# Determinental Identity

• Aug 5th 2011, 11:02 AM
Drexel28
Determinental Identity
The challenge section has been pretty dead as of late. I think one of the reasons is that some of the problems (or at least the problem's subject matter) is somewhat inaccessible. So, I propose the following question which has the threefold benefit of a) having an easy to understand statement, b) having both a difficult but elementary and an easier but less elementary solution, and c) having real applications in matrix based mathematics. So:

Problem: Let $A$ and $B$ be a $n\times k$ and $k\times n$ complex matrices.
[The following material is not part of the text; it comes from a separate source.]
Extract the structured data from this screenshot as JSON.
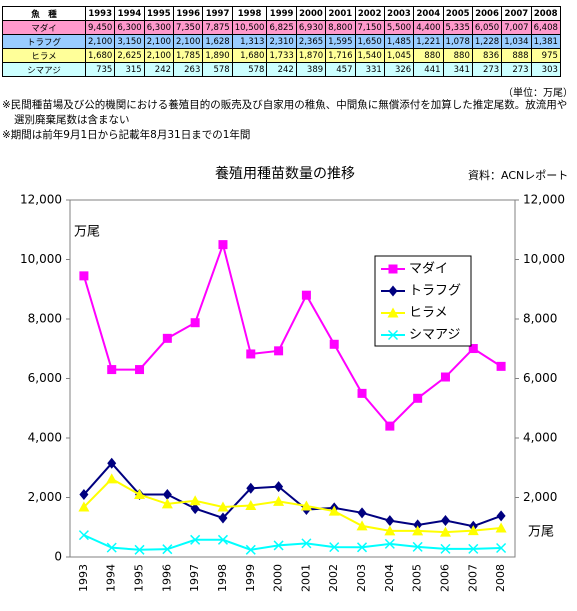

Then,

$\det\left(I_n+AB\right)=\det\left(I_k+BA\right)$
• Aug 5th 2011, 12:04 PM
girdav
Re: Determinental Identity
We have a more general result: if we denote by $\chi_{AB}:=\det(xI_n-AB)$ (resp. $\chi_{BA}$) the characteristic polynomial of $AB$ (resp $BA$), we have $\chi_{AB}(x)x^k =\chi_{BA}(x)x^n$. To see that, we notice that
\begin{align*}\begin{pmatrix} xI_n &A\\ xB&xI_k\end{pmatrix}&=\begin{pmatrix}xI_n-AB &A\\0&xI_k\end{pmatrix}\begin{pmatrix} I_n&0\\B&I_k\end{pmatrix}\\&=\begin{pmatrix} I_n&0\\B&I_k\end{pmatrix}\begin{pmatrix} xI_n&A\\0&xI_k-BA\end{pmatrix}\end{align*}
and take the determinant.
Now, we take $x=-1$ to show the asked result.